This project compares the KL-SUM,TF-IDF, Lexrank and LSA algorithms for text summarization.
Both these algorithms employ an extractive summarization methodology, i.e. important sentences from the original document are selected and concatenated to form a summary.
The paper associated with this project was published in the peer-reviewed journal IJCST and can be found here - http://www.ijcstjournal.org/volume-4/issue-3/IJCST-V4I3P63.pdf
- install python3
- pip install -r requirements.txt
- run python shell and write these commands
- import nltk
- nltk.download('punkt')
- nltk.download('stopwords')
- Now open each folder and run its desired python file for making summary(of the text files which are in input folder).
- at last run comparison files.
The input files have word counts ranging from 500 โ 25,000.
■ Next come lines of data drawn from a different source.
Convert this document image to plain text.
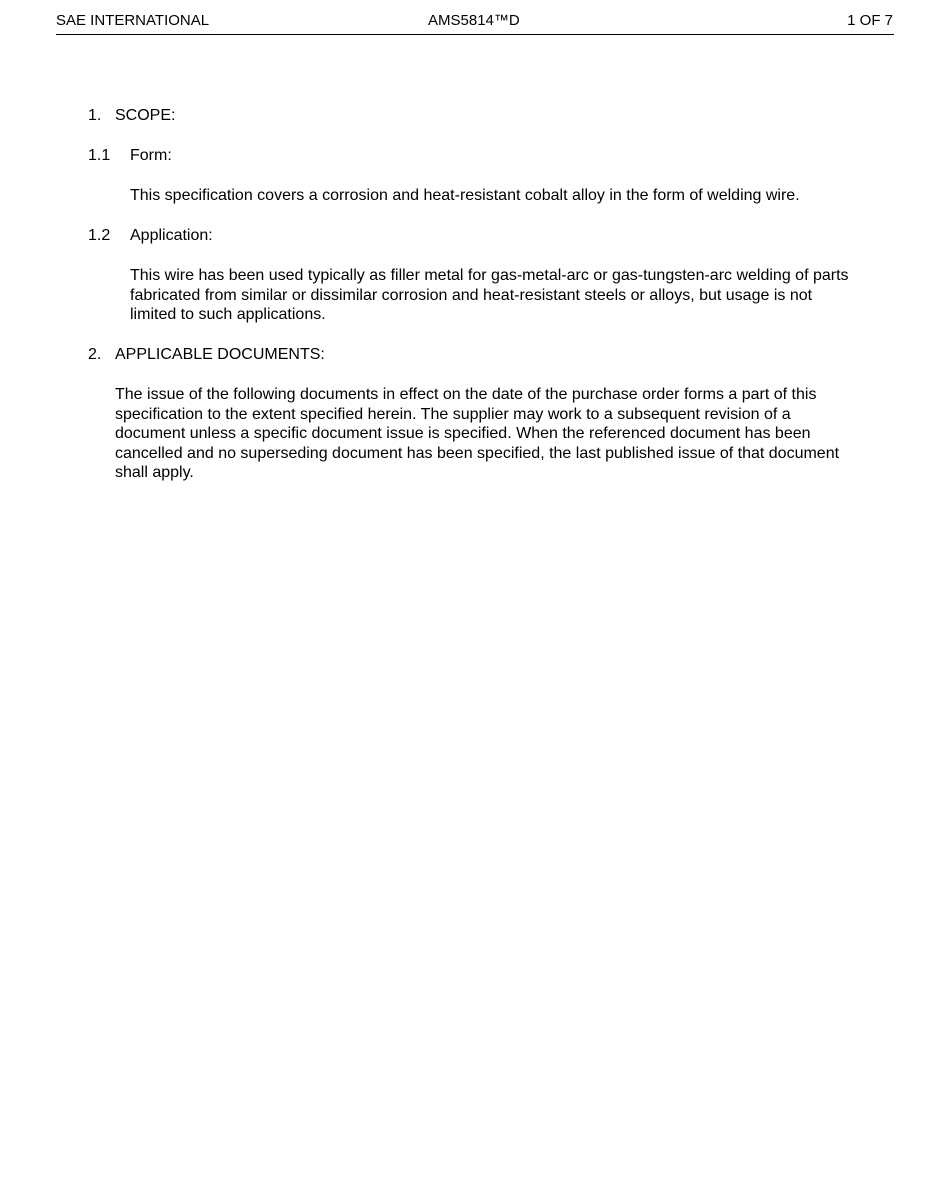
SAE INTERNATIONAL	AMS5814™D	1 OF 7
1. SCOPE:
1.1 Form:
This specification covers a corrosion and heat-resistant cobalt alloy in the form of welding wire.
1.2 Application:
This wire has been used typically as filler metal for gas-metal-arc or gas-tungsten-arc welding of parts fabricated from similar or dissimilar corrosion and heat-resistant steels or alloys, but usage is not limited to such applications.
2. APPLICABLE DOCUMENTS:
The issue of the following documents in effect on the date of the purchase order forms a part of this specification to the extent specified herein. The supplier may work to a subsequent revision of a document unless a specific document issue is specified. When the referenced document has been cancelled and no superseding document has been specified, the last published issue of that document shall apply.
The csv files for both the algorithms contain the word count associated with each text file and the time required for generation of the summary.
The corresponding output files contain the generated automatic summary.
Natural Language Toolkit (NLTK) -
Open source Python library for Natural Language Processing.
http://www.nltk.org/
Sumy -
Python library and command line utility version 0.4.1 used for
extracting summary from html pages and plain text
documents.
https://pypi.python.org/pypi/sumy
For larger sized files (files with a greater word count), LSA is faster than Lexrank however for smaller files (files with a smaller word count), Lexrank is faster.
Comparing the quality of summary generated in addition to the efficiency in terms of speed for greater accuracy and ease of summarization.